Singing helps as well, even if one hasn’t been trained. Specific singing exercises will loosen the voice box. Singing specific scales, going up, up, up, until one feels vocal strain repeatedly gives better vocal control. It’s practicing these kind of specific small acts of control that build the blocks to having more control of the voice.
Singing along with a female singer repeatedly is another step to try. In this case, a singer with a lower voice is better because here one wants to avoid the vocal strain. Because singing is about changing pitch, this is another exercise that helps one get in the practice of exercising and controlling the voice, making it more female sounding.
Observe the shape of the mouth when speaking. Observe how women speak on TV, or in person. Close observation will show women and men shape their words differently. Consciously copying the shape women make will get one even closer to the female voice and all that implies. There’s a lot of observation and practice involved in changing the voice, so many tiny muscles and levels of control that translate into slight movements that make the biggest difference.

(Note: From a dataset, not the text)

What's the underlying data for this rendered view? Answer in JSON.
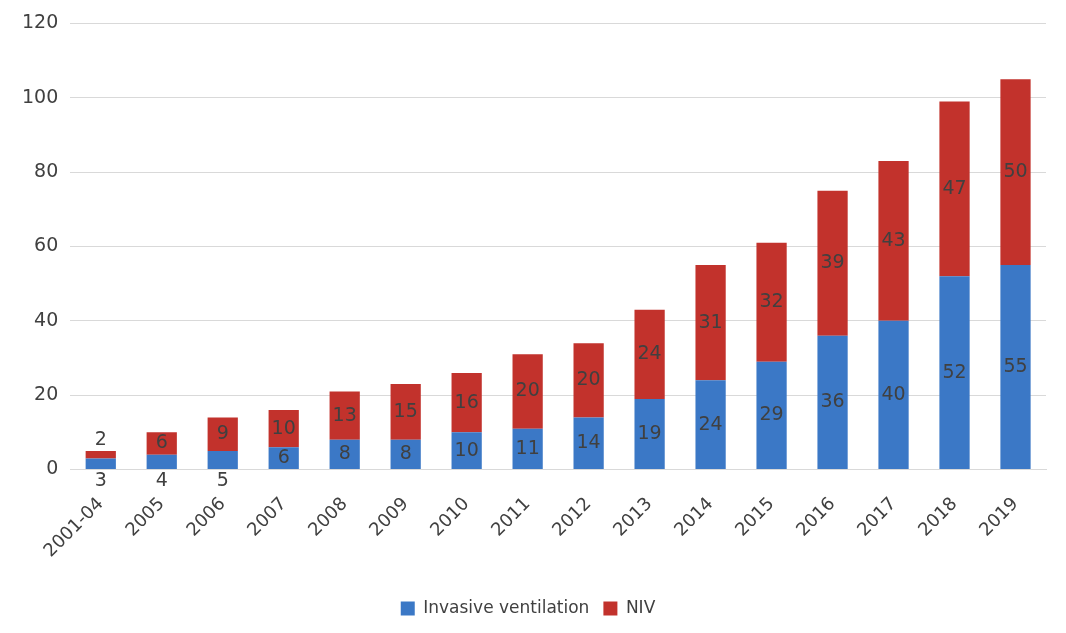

To get a breathier sound that is associated with women’s voice, try holding the tongue in a different position. Higher and more flat will get the results one wants. Women’s voices are associated with a breathy sound, like Marilyn Monroe.
Record one’s voice speaking and listen to it and record again and again. This kind of practice and modification and practice and modification is essential to any change one wants to make. One wouldn’t expect to train for a marathon by running just once in a while. Changing the voice to speak higher is not the same level of exertion as a marathon, but it needs a lot of practice runs as well. It’s made up of thousands of steps taken over and over again.
Speech training involves a number of these same exercises but with guidance and feedback. They can often use sophisticated equipment to measure the results in pitch and frequency. Speech language pathologists can suggest exercises that aren’t found on the web or easily described. Plus, one gets the feedback of a professional who’s studied the voice.
It’s important to understand the differences between male and female voices. It’s not all cultural differences and learned behavior. Studies show women have a wider pitch range. The female vocal tract is, on average, 1.1 inches shorter than the male vocal tract.
Still, studies suggest that the difference between how women and men speak is more about learned behavior than physical differences. With some languages, both men and women speak in a higher pitch. There are a number of socialized cues when women speak, or when men speak. Women tilt their heads and use rising and falling pitches when they speak. Men keep their heads straight and convey things by increasing and decreasing volume. Men and women even sneeze differently. Laughter is different, too.
Differences between the way women and men speak also extends to articulation. Women speak more clearly, saying every syllable. Men speak more in a monotone and are more prone to slurring their words. It can be astonishing how many small things make up what we think of as how women are and how men are.
The more one knows about the differences, the easier it is to identify what needs to change, what can’t be changed, and the steps in that marathon.